With a shaking hand, she drew the card from one sleeve with two fingers. The air grew colder as the other two recognized the vibrant image of a mortal's primitive vice. She tried to look at the face of the card, but turned away, knowing well enough whose likenesses were inked onto the small canvas.

"You," she nearly whispered, looking towards the druid.

"His poison that clouds you," she said, gesturing to the black knight, "I can disperse it!"

She held the card up higher, the stiff paper fluttering slightly in a growing wind like her own resolves.

The druid mouthed her name as he stepped forward, his face etched with - with what? Repentance? A realization?

No, not sorrow. No, please, don't let it be pity . . .

"There never was a poison," he said softly as he took her hand in his.

She broke away with a splash into deeper water, recoiling as if she were burnt with a torch, refusing to look at his face. An apology was not what she wanted. Her eyes darted unseeing in the real world, trying to regain the balance inside her head with the new doubts that threatened to break the wall she had erected weeks ago.

The clouds curled upon themselves, and it began to rain.

The straw broke, and she screamed as she fought off the truth with her conviction. The druid stepped back with horror as the card in her hand began to glow brightly. With rainwater streaming down her face, she threw it.

The card fell towards the sand, its glow fading slowly.

A pure white shaft sang through the air found its mark.

As she fell into the deeper shallows of the lake, she saw the young archer from earlier stand on the prow of the fisherman's boat, the bow empty and the faint humming ringing in the ears, signs of an arrow that had just been shot.

The girl archer turned pale, her chest heaving. She fell backwards onto the deck, shuddering as she pulled a black cloak around her shoulders. Large brown eyes stared at the scene on the beach before her, tears beginning to mingle with heaven-sent rain.

"She . . . I had to . . . " the girl stammered.

The first kills are always the hardest, aren't they?

Her own eyes were blurring - was it tears as well? No, she had cried herself dry of them in her own bedroom. Lake water? Yes, lake water.

She was facing heavenward, rain pouring on her face as lake flowed around and beneath her. The arrow in her chest stood straight like a holy beacon, siphoning something warm out of her chest. She put a weak hand there to see if she were not being deceived as her druid.

It really was warm. Did she always have this warmth curled asleep within the ice inside her breast? It was leaking away now; she had never gotten to enjoy it. Can't she stop it? No, it's another one of those things. No mortal will could stop it.
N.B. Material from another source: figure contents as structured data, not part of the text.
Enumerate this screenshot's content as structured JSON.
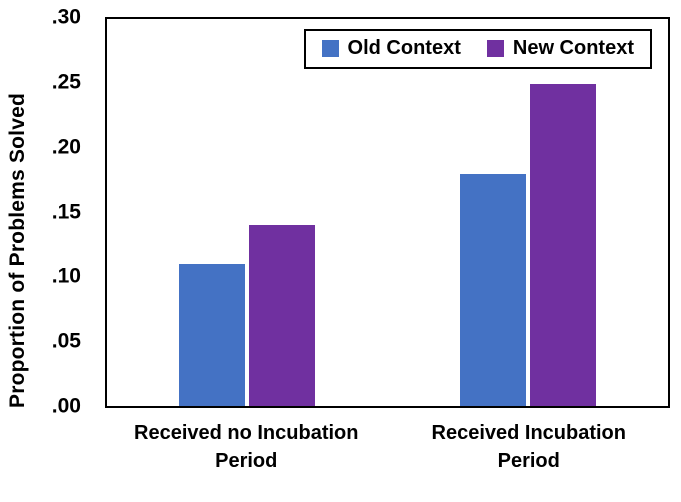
{
  "chart_data": {
    "type": "bar",
    "title": "",
    "ylabel": "Proportion of Problems Solved",
    "xlabel": "",
    "ylim": [
      0,
      0.3
    ],
    "grid": false,
    "legend_position": "top-right inside plot",
    "frame": "full black rectangle border",
    "categories": [
      "Received no Incubation Period",
      "Received Incubation Period"
    ],
    "series": [
      {
        "name": "Old Context",
        "color": "#4472C4",
        "values": [
          0.11,
          0.18
        ]
      },
      {
        "name": "New Context",
        "color": "#7030A0",
        "values": [
          0.14,
          0.25
        ]
      }
    ],
    "yticks": [
      {
        "label": ".30",
        "value": 0.3
      },
      {
        "label": ".25",
        "value": 0.25
      },
      {
        "label": ".20",
        "value": 0.2
      },
      {
        "label": ".15",
        "value": 0.15
      },
      {
        "label": ".10",
        "value": 0.1
      },
      {
        "label": ".05",
        "value": 0.05
      },
      {
        "label": ".00",
        "value": 0.0
      }
    ]
  },
  "colors": {
    "axis": "#000000",
    "text": "#000000",
    "background": "#ffffff"
  }
}
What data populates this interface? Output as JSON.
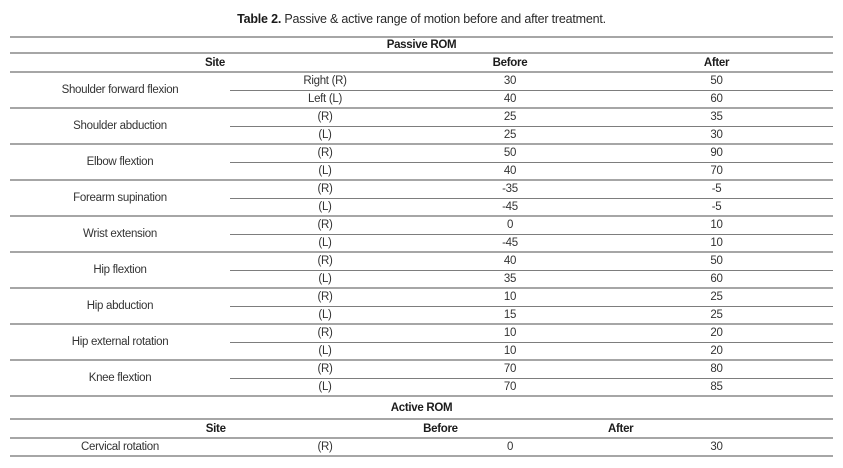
{
  "caption": {
    "label": "Table 2.",
    "text": " Passive & active range of motion before and after treatment."
  },
  "colors": {
    "text": "#333333",
    "heading_text": "#1c1c1c",
    "rule_strong": "#a6a6a6",
    "rule_light": "#7d7d7d",
    "background": "#ffffff"
  },
  "passive": {
    "section_title": "Passive ROM",
    "headers": {
      "site": "Site",
      "before": "Before",
      "after": "After"
    },
    "groups": [
      {
        "site": "Shoulder forward flexion",
        "rows": [
          {
            "side": "Right (R)",
            "before": "30",
            "after": "50"
          },
          {
            "side": "Left (L)",
            "before": "40",
            "after": "60"
          }
        ]
      },
      {
        "site": "Shoulder abduction",
        "rows": [
          {
            "side": "(R)",
            "before": "25",
            "after": "35"
          },
          {
            "side": "(L)",
            "before": "25",
            "after": "30"
          }
        ]
      },
      {
        "site": "Elbow flextion",
        "rows": [
          {
            "side": "(R)",
            "before": "50",
            "after": "90"
          },
          {
            "side": "(L)",
            "before": "40",
            "after": "70"
          }
        ]
      },
      {
        "site": "Forearm supination",
        "rows": [
          {
            "side": "(R)",
            "before": "-35",
            "after": "-5"
          },
          {
            "side": "(L)",
            "before": "-45",
            "after": "-5"
          }
        ]
      },
      {
        "site": "Wrist extension",
        "rows": [
          {
            "side": "(R)",
            "before": "0",
            "after": "10"
          },
          {
            "side": "(L)",
            "before": "-45",
            "after": "10"
          }
        ]
      },
      {
        "site": "Hip flextion",
        "rows": [
          {
            "side": "(R)",
            "before": "40",
            "after": "50"
          },
          {
            "side": "(L)",
            "before": "35",
            "after": "60"
          }
        ]
      },
      {
        "site": "Hip abduction",
        "rows": [
          {
            "side": "(R)",
            "before": "10",
            "after": "25"
          },
          {
            "side": "(L)",
            "before": "15",
            "after": "25"
          }
        ]
      },
      {
        "site": "Hip external rotation",
        "rows": [
          {
            "side": "(R)",
            "before": "10",
            "after": "20"
          },
          {
            "side": "(L)",
            "before": "10",
            "after": "20"
          }
        ]
      },
      {
        "site": "Knee flextion",
        "rows": [
          {
            "side": "(R)",
            "before": "70",
            "after": "80"
          },
          {
            "side": "(L)",
            "before": "70",
            "after": "85"
          }
        ]
      }
    ]
  },
  "active": {
    "section_title": "Active ROM",
    "headers": {
      "site": "Site",
      "before": "Before",
      "after": "After"
    },
    "groups": [
      {
        "site": "Cervical rotation",
        "rows": [
          {
            "side": "(R)",
            "before": "0",
            "after": "30"
          }
        ]
      }
    ]
  }
}
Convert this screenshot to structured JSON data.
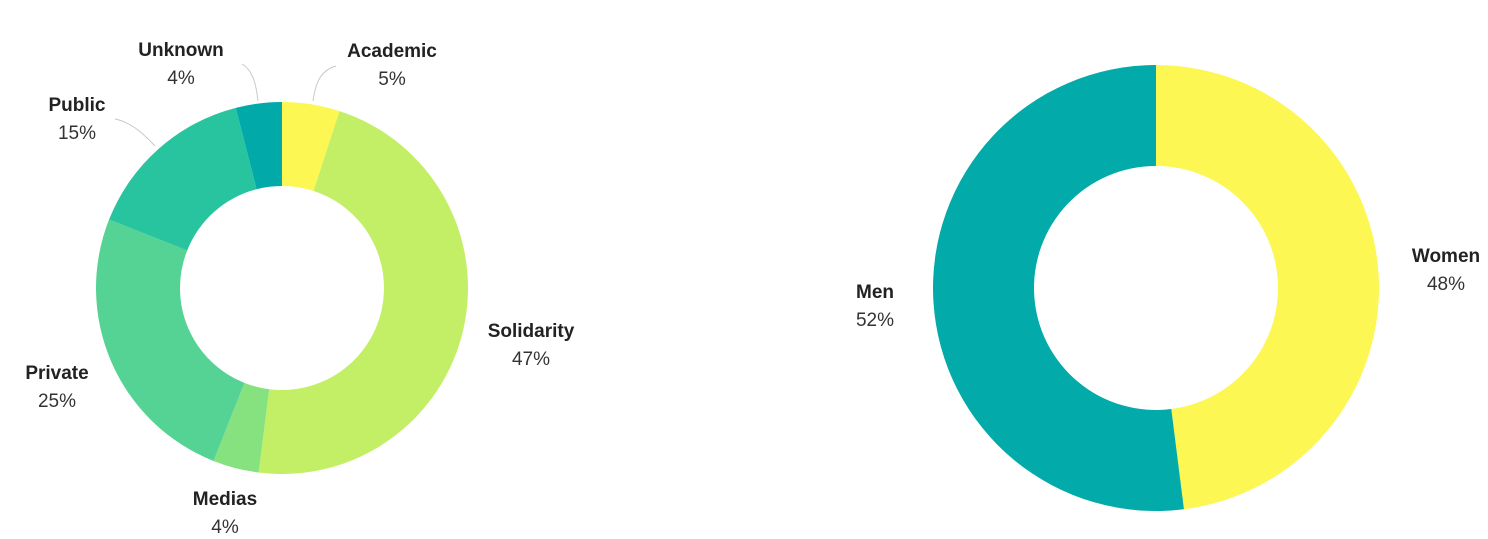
{
  "chart_data": [
    {
      "type": "pie",
      "categories": [
        "Academic",
        "Solidarity",
        "Medias",
        "Private",
        "Public",
        "Unknown"
      ],
      "values": [
        5,
        47,
        4,
        25,
        15,
        4
      ],
      "value_labels": [
        "5%",
        "47%",
        "4%",
        "25%",
        "15%",
        "4%"
      ],
      "colors": [
        "#fcf752",
        "#c3ef66",
        "#86e27f",
        "#55d394",
        "#28c49f",
        "#02a9a9"
      ],
      "donut": true,
      "legend": "none",
      "label_placement": "outside"
    },
    {
      "type": "pie",
      "categories": [
        "Women",
        "Men"
      ],
      "values": [
        48,
        52
      ],
      "value_labels": [
        "48%",
        "52%"
      ],
      "colors": [
        "#fcf752",
        "#02aaaa"
      ],
      "donut": true,
      "legend": "none",
      "label_placement": "outside"
    }
  ]
}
Not even hers.

Cries of her name and the thunder overhead were her rites of death. The winds always blew in her favour, but wind cannot carry deep underwater. It was quiet there, and her pain was left floating on the surface. She abandoned her heart here, might she find it now, within the lake itself?

Probably, yes . . .

Like a fallen blossom in a breeze, she was carried away to her peace by the waters of Lake Balaton.